Sachiko Kusukawa (楠川幸子)
Sachiko Kusukawa was educated in Germany and Japan. She was a graduate student at Trinity College, where she obtained her MPhil and PhD in history of science. After a research fellowship at Christ’s College, Cambridge, she joined Trinity as a teaching fellow in History and Philosophy of Science in 1997. She has held visiting positions at the Institute of Advanced Study, Princeton, Ludwig-Maximilian University at Munich, the Max-Planck Institute for History of Science in Berlin, and the University of Tokyo. In 2014, she was awarded the Pfizer Prize in History of Science for her book, Picturing the book of nature: image, text, and argument in sixteenth-century human anatomy and medical botany, Chicago 2012. She was Tutor between 2004 and 2014. Since 2015, she is Honorary Professor in History of Science at the University of Cambridge, and is also Dean of Trinity College, Cambridge.
Ivan Lawrence Sorrentino
Cambridge University Press. Representative Director, Japan, and ELT & Education Marketing Director, Asia for Cambridge University Press. Joined the Press in 1999 and arrived in Japan in 1994.
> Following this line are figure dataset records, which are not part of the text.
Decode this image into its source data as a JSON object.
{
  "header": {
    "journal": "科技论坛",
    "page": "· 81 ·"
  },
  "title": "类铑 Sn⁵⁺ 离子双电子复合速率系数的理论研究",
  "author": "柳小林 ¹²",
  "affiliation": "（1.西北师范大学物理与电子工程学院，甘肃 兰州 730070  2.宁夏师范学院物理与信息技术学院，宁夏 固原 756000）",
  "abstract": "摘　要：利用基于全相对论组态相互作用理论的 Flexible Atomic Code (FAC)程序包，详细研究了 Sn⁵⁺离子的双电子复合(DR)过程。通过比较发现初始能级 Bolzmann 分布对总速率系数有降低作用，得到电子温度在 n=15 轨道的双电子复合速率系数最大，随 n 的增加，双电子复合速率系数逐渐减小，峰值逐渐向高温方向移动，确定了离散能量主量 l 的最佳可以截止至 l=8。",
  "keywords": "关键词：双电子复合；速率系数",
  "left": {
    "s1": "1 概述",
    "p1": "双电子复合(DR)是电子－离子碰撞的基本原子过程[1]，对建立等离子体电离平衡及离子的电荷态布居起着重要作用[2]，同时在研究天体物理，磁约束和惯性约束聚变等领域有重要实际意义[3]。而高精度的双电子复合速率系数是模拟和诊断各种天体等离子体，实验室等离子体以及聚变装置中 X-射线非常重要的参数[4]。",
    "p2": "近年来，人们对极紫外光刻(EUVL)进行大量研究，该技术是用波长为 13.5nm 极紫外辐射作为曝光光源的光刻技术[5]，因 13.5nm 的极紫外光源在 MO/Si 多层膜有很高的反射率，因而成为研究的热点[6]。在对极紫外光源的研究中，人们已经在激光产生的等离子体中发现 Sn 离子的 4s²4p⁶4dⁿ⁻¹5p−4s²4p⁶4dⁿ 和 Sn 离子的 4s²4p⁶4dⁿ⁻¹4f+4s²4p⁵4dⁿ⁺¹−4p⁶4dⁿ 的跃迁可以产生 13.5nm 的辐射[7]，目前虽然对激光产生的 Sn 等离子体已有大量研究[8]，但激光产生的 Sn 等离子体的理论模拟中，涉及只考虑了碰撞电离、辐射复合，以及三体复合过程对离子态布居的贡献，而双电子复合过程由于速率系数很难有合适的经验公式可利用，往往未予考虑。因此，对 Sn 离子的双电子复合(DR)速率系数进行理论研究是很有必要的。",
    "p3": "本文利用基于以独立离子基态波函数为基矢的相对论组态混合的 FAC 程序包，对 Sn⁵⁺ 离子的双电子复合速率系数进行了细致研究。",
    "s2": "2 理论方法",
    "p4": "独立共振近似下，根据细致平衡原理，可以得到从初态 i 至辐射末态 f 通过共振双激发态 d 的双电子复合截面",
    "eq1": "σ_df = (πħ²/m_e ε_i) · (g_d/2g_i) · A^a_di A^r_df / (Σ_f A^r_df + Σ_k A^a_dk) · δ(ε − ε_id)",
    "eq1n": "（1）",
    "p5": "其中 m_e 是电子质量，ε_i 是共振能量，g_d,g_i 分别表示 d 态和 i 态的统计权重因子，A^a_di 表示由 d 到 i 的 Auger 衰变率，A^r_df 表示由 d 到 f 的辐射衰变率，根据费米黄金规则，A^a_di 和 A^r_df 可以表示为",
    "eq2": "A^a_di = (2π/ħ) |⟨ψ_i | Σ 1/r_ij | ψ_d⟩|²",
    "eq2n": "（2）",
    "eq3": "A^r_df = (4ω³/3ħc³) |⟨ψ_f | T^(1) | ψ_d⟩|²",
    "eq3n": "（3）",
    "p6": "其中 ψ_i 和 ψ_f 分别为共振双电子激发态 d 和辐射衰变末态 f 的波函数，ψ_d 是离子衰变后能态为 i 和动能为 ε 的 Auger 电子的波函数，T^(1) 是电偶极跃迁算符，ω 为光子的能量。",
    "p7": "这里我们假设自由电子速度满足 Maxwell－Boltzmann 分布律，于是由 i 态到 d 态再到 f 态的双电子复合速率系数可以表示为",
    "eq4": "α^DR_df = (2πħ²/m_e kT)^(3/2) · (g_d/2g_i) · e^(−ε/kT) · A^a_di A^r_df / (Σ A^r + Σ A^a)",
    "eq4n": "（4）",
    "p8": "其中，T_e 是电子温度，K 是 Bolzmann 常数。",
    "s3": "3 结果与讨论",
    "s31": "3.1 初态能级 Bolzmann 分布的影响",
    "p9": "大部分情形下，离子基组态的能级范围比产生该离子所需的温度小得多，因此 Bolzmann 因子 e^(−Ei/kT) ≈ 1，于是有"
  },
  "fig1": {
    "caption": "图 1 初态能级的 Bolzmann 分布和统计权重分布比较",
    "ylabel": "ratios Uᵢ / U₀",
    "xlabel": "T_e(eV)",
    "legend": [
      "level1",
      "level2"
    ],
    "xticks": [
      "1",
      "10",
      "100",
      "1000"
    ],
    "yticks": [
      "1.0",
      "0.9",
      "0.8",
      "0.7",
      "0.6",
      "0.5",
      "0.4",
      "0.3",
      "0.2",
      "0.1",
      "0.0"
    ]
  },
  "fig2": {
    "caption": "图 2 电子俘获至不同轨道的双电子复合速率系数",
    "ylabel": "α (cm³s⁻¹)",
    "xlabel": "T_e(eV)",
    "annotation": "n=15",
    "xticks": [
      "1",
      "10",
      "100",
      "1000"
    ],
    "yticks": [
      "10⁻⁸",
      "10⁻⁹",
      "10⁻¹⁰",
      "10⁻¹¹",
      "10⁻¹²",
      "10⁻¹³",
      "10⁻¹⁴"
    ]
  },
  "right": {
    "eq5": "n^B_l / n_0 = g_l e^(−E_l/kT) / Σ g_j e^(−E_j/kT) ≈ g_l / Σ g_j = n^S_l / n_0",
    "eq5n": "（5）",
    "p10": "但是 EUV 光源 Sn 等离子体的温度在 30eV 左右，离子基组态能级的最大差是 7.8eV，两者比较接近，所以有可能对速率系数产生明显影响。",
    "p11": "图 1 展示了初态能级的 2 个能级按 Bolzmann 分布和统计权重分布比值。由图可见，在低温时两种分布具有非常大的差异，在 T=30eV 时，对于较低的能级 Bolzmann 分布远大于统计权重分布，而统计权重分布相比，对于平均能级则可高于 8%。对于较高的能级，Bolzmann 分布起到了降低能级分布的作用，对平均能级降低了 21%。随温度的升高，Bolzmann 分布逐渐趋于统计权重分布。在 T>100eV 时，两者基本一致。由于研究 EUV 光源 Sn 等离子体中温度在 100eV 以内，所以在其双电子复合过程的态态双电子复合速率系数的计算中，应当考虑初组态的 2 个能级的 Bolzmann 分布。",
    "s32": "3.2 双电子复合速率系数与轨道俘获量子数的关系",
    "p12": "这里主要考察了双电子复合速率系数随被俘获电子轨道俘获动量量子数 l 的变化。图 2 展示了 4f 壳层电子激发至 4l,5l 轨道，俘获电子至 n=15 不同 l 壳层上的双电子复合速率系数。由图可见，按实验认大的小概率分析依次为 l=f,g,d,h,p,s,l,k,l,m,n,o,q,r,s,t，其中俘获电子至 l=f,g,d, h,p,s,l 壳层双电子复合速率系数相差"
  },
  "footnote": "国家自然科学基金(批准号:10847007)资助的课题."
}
Graduated from Trinity College, Cambridge in 1991 with a BA in Chemistry. A sudden realization that I did not like experiments and laboratories led me in a new direction towards teaching, languages and linguistics.
Chikako Watanabe (渡辺千香子)
Chikako E. Watanabe (Trinity 1990) is Professor of Assyriology and Art History in the Faculty of International Studies at Osaka Gakuin University. Her academic interests range from Neo-Assyrian pictorial narratives and animal symbolism to an analysis of the source materials of Assyrian reliefs and cuneiform tablets. She was awarded the Third JSPS (Japanese Society for the Promotion of Science) prize on “Narratological Interpretation of the Art of Ancient Mesopotamia” in 2006. She is the author of Animal Symbolism in Mesopotamia: A Contextual Approach, WOO 1 (2002). She is currently the PI (principal investigator) of two JSPS projects: “Reconstruction of Assyrian reliefs through the analysis of material stone” (2017-20) and “The provenance and manufacturing processes of Mesopotamian clay tablets” (2019-23).